Segundo Naim, essa estratégia foi pensada para evitar que o sistema fosse paralisado quando chegasse a data limite. “Não tem como fazer uma ‘virada de chave’ única, de todos os órgãos numa data só, pois todo mundo vai ter dúvidas, vai ligar para o suporte ao mesmo tempo, e a gente não vai ter braço para atender”, explica.

Dessa forma, cada órgão foi capacitado de acordo com um cronograma em que o treinamento era feito em um dia e os servidores tinham uma semana para fazer a digitalização dos novos processos, até “virar a chave” completamente.

No prazo final de cada órgão para a eliminação do papel, a parceria entre o cliente e a empresa, mais uma vez, foi decisiva. O diretor de Tecnologia e Inovação da SEA conta que, “a cada virada de chave, nós estávamos lá dentro – e quando falo nós, eu me refiro à SEA e à Softplan – junto com o usuário.
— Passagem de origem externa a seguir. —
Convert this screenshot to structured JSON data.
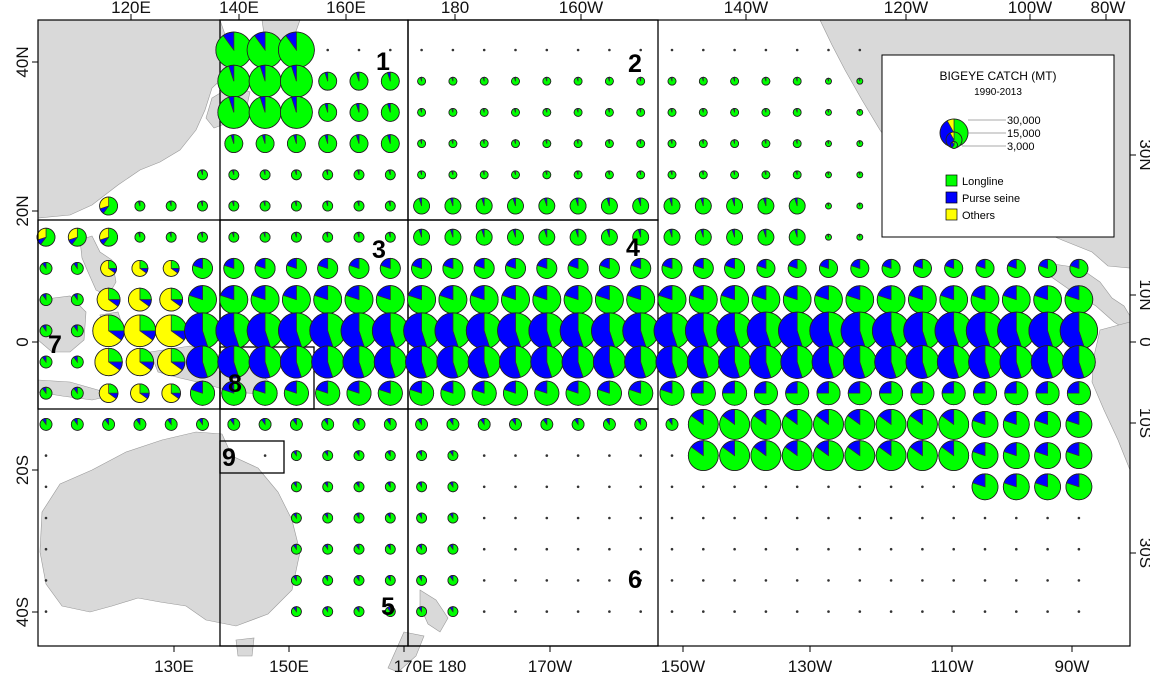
{
  "top_axis_labels": [
    "120E",
    "140E",
    "160E",
    "180",
    "160W",
    "140W",
    "120W",
    "100W",
    "80W"
  ],
  "bottom_axis_labels": [
    "130E",
    "150E",
    "170E 180",
    "170W",
    "150W",
    "130W",
    "110W",
    "90W"
  ],
  "left_axis_labels": [
    "40N",
    "20N",
    "0",
    "20S",
    "40S"
  ],
  "right_axis_labels": [
    "30N",
    "10N",
    "0",
    "10S",
    "30S"
  ],
  "regions": [
    {
      "label": "1"
    },
    {
      "label": "2"
    },
    {
      "label": "3"
    },
    {
      "label": "4"
    },
    {
      "label": "5"
    },
    {
      "label": "6"
    },
    {
      "label": "7"
    },
    {
      "label": "8"
    },
    {
      "label": "9"
    }
  ],
  "legend": {
    "title": "BIGEYE CATCH (MT)",
    "subtitle": "1990-2013",
    "sizes": [
      "30,000",
      "15,000",
      "3,000"
    ],
    "gears": [
      {
        "label": "Longline",
        "color": "#00ff00"
      },
      {
        "label": "Purse seine",
        "color": "#0000ff"
      },
      {
        "label": "Others",
        "color": "#ffff00"
      }
    ]
  },
  "colors": {
    "longline": "#00ff00",
    "purse_seine": "#0000ff",
    "others": "#ffff00",
    "land": "#d9d9d9"
  }
}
Isso dá credibilidade ao processo e as pequenas são resolvidas já no momento da implantação”.

Essa metodologia permitiu o desenvolvimento em tempo real do SGPE para atender à nova necessidade da administração. Como explica o coordenador de desenvolvimento da equipe local da Softplan, dessa forma foi possível receber o feedback dos usuários instantaneamente, já que “aquilo que não está funcionando é porque falta um ajuste no sistema que é válido para todos os demais órgãos”.
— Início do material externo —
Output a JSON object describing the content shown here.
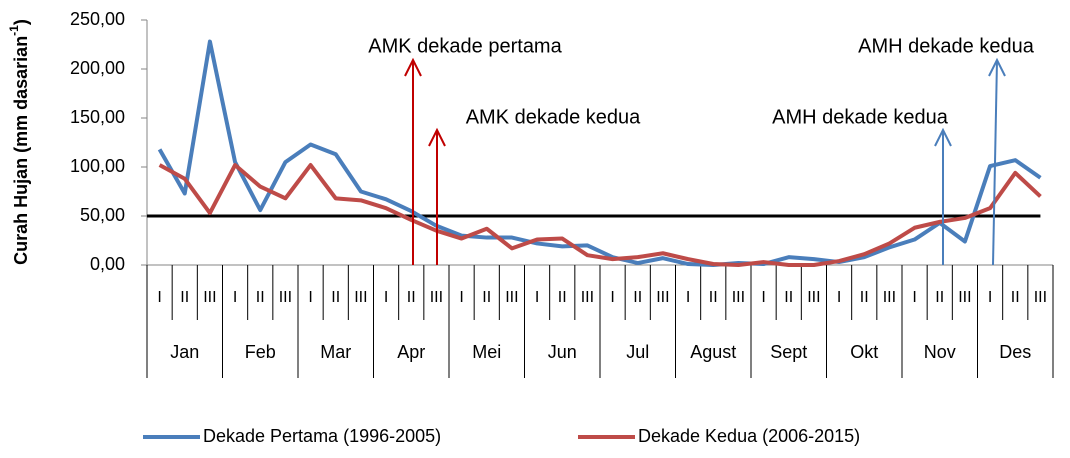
{
  "chart_data": {
    "type": "line",
    "y_label": {
      "text": "Curah Hujan (mm dasarian",
      "sup": "-1",
      "end": ")"
    },
    "categories": [
      "I",
      "II",
      "III",
      "I",
      "II",
      "III",
      "I",
      "II",
      "III",
      "I",
      "II",
      "III",
      "I",
      "II",
      "III",
      "I",
      "II",
      "III",
      "I",
      "II",
      "III",
      "I",
      "II",
      "III",
      "I",
      "II",
      "III",
      "I",
      "II",
      "III",
      "I",
      "II",
      "III",
      "I",
      "II",
      "III"
    ],
    "months": [
      "Jan",
      "Feb",
      "Mar",
      "Apr",
      "Mei",
      "Jun",
      "Jul",
      "Agust",
      "Sept",
      "Okt",
      "Nov",
      "Des"
    ],
    "series": [
      {
        "name": "Dekade Pertama (1996-2005)",
        "color": "#4a7ebb",
        "values": [
          118,
          73,
          228,
          105,
          56,
          105,
          123,
          113,
          75,
          67,
          55,
          40,
          30,
          28,
          28,
          22,
          19,
          20,
          8,
          2,
          7,
          1,
          0,
          2,
          1,
          8,
          6,
          3,
          8,
          18,
          26,
          43,
          24,
          101,
          107,
          89
        ]
      },
      {
        "name": "Dekade Kedua (2006-2015)",
        "color": "#be4b48",
        "values": [
          102,
          88,
          53,
          102,
          80,
          68,
          102,
          68,
          66,
          58,
          46,
          35,
          27,
          37,
          17,
          26,
          27,
          10,
          6,
          8,
          12,
          6,
          1,
          0,
          3,
          0,
          0,
          4,
          11,
          22,
          38,
          44,
          48,
          58,
          94,
          70
        ]
      }
    ],
    "reference_line": 50,
    "ylim": [
      0,
      250
    ],
    "yticks": [
      {
        "value": 0,
        "label": "0,00"
      },
      {
        "value": 50,
        "label": "50,00"
      },
      {
        "value": 100,
        "label": "100,00"
      },
      {
        "value": 150,
        "label": "150,00"
      },
      {
        "value": 200,
        "label": "200,00"
      },
      {
        "value": 250,
        "label": "250,00"
      }
    ],
    "annotations": [
      "AMK dekade pertama",
      "AMK dekade kedua",
      "AMH dekade kedua",
      "AMH dekade kedua"
    ]
  }
}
Agora, o projeto Governo Sem Papel, segundo Frez, passa pela segunda onda, em que as equipes da Softplan e da SEA fazem um diagnóstico das dificuldades de cada órgão e setor para se adaptarem aos processos digitais e, com base nisso, desenvolvem ações específicas para superá-las.

Assinatura digital viabiliza próximas etapas e extensão do Governo Sem Papel ao cidadão

Uma das dificuldades para a digitalização plena dos processos administrativos são as transações do Governo do Estado com os chamados “entes externos”, como os demais poderes, as prefeituras e órgãos independentes – como o Tribunal de Contas do Estado (TCE) e Ministério Público de Santa Catarina (MPSC). Uma ferramenta considerada chave para permitir que os processos que envolvam o Executivo e esses outros órgãos não precisem mais do papel é a assinatura digital.

A Softplan agregou ao SGPE, para viabilizar a integração com os órgãos internos e externos à administração estadual, uma assinatura digital que já foi homologada e substitui, nessas

transações, a assinatura ICPBrasil. “Hoje todo o servidor pode assinar com a assinatura que foi instituída no decreto e é válida no âmbito do Governo do Estado. Inclusive MPSC, TCE e Assembleia Legislativa também já aderiram e passaram a aceitar a assinatura SGPE”, orgulha-se Naim.

A ferramenta vai ser fundamental para que a transformação, que por enquanto está num estágio inicial, com a digitalização dos processos, atinja o atendimento aos públicos externos da administração estadual e a extensão dos serviços do SGPE para o cidadão, com a criação de um portal externo.

“O objetivo desse portal é fazer a interface com os entes externos, com a possibilidade de assinaturas extrínsecas, como nos convênios com municípios em que o prefeito tem que assinar. A prefeitura não é hoje um usuário do SGPE, mas o prefeito terá a possibilidade de fazer isso digitalmente, na próxima etapa”, de acordo com Silva.

O diretor de Tecnologia e Inovação da SEA anuncia que o próximo passo do projeto é tornar digitais também os serviços prestados diretamente ao cidadão. Se a experiência adquirida com a digitalização dos processos administrativos no projeto Governo Sem Papel em prazo recorde servir de base para a próxima etapa, é de se esperar que em breve a transformação digital também seja uma realidade no atendimento ao cidadão, contribuindo para melhorar a qualidade de vida das pessoas que vivem em Santa Catarina.